The court also heard how Walker vetoed the appointment of Italian judge Giovani Kesler to be his deputy for the judiciary and police, because Kesler had said it was important, “to cooperate in a cordial manner with the police.”
Milosevic cited quotations from Italian inspectors contained in a “geostrategic review called Limas”, according to the court transcripts. They were forthright in their views about the role of Walker and the KVM. “In my view, he [Walker] had two primary aims. One was to infiltrate personnel into the theatre with intelligence tasks and for Special Forces activities, preparatory work for a predetermined war... The other was to give the world the impression that everything had been tried and thus create grounds for public consent to the aggression we perpetrated.” They criticised, “Walker and his British chief of operation, Karol John Drewienkiewicz for rejecting any cooperation with Serb authorities.” The Italian inspectors saw the KVM as, “controlling the mission’s information flow, and most serious of all, for using the mission to make contacts with UCK rebels and train them to guide NATO to targets in the subsequent bombing.” They concluded, “it was an occasion for Walker and the US State Department to denounce the Serbs for breaking the truce. Europeans saw things differently. The Albanian rebels with US encouragement... dramatically provoking Serb attacks in order to justify NATO coming in on their side of the conflict.”
Ciaglinski was asked if he had been a spy for NATO. He rejected this, claiming that the KVM did not “respond to requests” from NATO to provide information “specifically for intelligence purposes”. But the court heard how Pascal Neuver, a Swiss verifier, had admitted, “We understood from the beginning that the information gathered by the KVM was used for completing the information gathered by NATO satellites. We had the impression that we were gathering intelligence for NATO.”

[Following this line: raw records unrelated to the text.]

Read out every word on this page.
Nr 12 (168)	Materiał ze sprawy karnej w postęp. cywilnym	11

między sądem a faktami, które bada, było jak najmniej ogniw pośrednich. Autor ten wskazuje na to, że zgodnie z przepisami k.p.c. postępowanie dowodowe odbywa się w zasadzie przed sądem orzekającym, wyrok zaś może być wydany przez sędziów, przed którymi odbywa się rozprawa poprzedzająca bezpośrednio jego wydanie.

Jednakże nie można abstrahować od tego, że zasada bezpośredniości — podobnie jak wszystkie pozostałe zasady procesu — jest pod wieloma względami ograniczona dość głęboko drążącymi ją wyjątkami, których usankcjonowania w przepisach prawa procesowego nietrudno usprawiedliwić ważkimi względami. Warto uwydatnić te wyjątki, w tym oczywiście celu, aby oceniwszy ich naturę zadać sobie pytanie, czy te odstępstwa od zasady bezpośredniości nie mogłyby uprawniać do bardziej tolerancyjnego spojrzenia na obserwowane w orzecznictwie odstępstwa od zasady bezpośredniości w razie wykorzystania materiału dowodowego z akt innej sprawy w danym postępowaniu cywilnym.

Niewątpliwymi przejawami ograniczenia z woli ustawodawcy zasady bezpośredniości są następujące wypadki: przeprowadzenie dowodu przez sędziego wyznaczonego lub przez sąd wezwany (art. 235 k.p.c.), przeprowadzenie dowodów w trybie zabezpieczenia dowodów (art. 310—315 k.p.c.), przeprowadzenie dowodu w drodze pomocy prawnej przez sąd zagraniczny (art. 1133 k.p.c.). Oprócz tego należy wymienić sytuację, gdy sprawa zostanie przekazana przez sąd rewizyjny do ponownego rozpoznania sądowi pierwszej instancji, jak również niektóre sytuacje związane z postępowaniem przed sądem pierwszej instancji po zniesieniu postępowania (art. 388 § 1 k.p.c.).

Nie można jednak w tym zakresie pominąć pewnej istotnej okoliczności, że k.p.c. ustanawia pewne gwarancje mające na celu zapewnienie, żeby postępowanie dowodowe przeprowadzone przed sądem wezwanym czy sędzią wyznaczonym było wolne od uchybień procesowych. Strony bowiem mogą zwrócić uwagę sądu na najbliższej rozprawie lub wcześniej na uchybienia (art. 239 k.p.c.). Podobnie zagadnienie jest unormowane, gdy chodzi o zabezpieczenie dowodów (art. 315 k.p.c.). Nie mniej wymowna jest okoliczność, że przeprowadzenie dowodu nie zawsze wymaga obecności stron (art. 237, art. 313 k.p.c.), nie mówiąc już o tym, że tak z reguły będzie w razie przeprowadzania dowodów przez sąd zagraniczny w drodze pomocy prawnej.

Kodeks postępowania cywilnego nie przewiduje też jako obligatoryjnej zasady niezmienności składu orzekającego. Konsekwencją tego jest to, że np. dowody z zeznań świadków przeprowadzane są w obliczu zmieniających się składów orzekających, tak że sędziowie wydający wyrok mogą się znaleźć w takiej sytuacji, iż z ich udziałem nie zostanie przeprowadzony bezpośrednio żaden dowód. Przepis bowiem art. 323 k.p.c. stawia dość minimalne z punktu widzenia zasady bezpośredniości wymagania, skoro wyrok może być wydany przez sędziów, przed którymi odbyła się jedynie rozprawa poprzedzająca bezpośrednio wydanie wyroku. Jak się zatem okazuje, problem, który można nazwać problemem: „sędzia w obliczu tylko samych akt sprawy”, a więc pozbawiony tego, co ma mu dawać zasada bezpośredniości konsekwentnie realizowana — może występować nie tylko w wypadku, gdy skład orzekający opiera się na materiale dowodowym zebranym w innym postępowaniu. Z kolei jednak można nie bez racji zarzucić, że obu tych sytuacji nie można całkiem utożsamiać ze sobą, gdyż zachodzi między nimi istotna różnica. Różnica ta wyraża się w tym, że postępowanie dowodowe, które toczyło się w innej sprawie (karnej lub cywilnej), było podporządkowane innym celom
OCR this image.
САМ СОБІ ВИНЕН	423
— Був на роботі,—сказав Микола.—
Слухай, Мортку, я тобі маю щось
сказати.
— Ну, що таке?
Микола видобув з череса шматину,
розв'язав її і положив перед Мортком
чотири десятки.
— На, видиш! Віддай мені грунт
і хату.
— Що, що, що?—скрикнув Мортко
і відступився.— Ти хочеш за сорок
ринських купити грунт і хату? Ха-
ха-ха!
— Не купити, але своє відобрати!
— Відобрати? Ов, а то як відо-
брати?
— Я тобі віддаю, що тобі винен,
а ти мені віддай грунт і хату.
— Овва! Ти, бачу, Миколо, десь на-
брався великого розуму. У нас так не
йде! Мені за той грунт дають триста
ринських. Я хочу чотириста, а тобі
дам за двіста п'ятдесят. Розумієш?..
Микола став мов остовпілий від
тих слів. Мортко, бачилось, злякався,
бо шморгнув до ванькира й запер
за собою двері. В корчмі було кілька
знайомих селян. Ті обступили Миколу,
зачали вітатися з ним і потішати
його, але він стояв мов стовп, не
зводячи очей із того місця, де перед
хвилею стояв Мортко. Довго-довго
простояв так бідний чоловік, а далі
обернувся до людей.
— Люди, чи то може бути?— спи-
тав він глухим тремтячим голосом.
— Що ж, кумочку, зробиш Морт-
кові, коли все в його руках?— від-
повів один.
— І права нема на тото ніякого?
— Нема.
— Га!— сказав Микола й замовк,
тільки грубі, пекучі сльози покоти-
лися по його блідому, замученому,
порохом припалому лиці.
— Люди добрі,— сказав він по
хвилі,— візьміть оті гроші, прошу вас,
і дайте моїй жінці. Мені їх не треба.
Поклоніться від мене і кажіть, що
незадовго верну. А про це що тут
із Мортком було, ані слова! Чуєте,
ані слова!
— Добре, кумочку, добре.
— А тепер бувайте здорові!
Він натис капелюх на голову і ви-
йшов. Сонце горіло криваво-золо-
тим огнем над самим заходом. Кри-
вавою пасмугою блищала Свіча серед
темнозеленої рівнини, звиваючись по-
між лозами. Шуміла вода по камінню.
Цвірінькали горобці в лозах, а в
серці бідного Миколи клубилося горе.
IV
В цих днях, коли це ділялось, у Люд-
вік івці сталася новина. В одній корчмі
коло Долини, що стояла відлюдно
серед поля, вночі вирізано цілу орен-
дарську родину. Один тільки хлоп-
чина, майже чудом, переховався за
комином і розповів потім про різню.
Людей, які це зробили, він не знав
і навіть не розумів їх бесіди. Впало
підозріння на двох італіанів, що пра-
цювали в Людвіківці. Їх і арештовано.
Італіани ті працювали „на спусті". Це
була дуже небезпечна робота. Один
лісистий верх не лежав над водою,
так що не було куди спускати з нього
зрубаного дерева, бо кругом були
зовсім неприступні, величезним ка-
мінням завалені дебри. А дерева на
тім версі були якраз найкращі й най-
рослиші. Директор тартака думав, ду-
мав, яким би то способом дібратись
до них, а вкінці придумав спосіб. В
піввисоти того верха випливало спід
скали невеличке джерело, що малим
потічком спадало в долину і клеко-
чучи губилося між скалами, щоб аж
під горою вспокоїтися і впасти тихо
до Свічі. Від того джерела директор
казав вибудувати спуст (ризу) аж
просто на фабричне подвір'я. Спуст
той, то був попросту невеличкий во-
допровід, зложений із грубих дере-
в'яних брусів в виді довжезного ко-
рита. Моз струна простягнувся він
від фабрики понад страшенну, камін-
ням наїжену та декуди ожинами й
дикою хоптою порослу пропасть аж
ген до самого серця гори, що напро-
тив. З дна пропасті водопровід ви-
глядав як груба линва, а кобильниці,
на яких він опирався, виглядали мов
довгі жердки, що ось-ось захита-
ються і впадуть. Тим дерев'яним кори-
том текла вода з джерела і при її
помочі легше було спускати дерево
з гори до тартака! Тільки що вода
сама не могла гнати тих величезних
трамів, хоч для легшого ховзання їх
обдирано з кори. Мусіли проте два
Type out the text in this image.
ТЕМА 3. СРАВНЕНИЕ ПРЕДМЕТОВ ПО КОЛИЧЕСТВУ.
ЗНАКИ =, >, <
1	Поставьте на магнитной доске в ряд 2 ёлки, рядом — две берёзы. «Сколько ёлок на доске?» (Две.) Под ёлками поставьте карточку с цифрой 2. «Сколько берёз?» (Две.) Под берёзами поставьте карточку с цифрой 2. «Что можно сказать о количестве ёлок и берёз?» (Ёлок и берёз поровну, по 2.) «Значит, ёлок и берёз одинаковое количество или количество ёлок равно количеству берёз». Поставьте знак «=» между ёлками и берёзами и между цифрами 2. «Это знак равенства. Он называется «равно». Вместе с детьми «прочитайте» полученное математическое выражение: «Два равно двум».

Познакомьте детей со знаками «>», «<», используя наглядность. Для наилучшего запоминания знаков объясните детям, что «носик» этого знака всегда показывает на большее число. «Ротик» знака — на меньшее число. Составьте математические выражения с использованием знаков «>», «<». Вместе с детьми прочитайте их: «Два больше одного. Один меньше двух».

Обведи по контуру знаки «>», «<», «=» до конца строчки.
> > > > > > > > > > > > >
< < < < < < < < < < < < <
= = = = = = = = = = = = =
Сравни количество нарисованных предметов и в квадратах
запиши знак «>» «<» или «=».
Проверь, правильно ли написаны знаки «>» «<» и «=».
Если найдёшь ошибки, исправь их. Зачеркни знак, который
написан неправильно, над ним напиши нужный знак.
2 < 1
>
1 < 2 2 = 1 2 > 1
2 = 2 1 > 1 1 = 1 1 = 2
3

The connection between the inspection teams mounted by the US and the preparations for war against Serbia were more direct still. Drewienkiewicz explained how the private company, Dincor, had recruited the US inspectors, some of whom had been previous employees with the mercenary group, Military Professional Resources Incorporated (MPRI), which had trained the Bosnian Croat-Moslem Federation Army in army tactics. Drewienkiewicz insisted these people were now “verifiers with our mission. There was emphatically no training carried out.” The Dutch government inquiry into the 1995 Srebrenica massacre, however, shows that US agencies helped smuggle enormous quantities of weapons to the Moslems during the Bosnian civil war in defiance of international sanctions (Dossier Srebrenica: Intelligence and War in Bosnia 1992-95, Netherlands Institute for War Documentation).
One final point of special interest was the statement made by Drewienkiewicz to the court. “My opinion was that up until the moment that we drove out of Kosovo on the 20th of March, I came across no indications that there was a plan to expel the civilian population. I was absolutely clear that there was a plan to deal with the KLA which would involve bringing in reinforcements of the Yugoslav Army and those reinforcements had started to arrive before we left. But I was not—I saw no evidence that such a plan to expel the civilian population existed as at 20th March.” This is an important admission, given that the charge against Milosevic for crimes against humanity focuses on the claim that he was responsible for ethnic cleansing, defined in the indictment as, “the unlawful deportation and forcible transfer of thousands of Kosovo Albanians from their homes in Kosovo... in well-planned and coordinated operations”.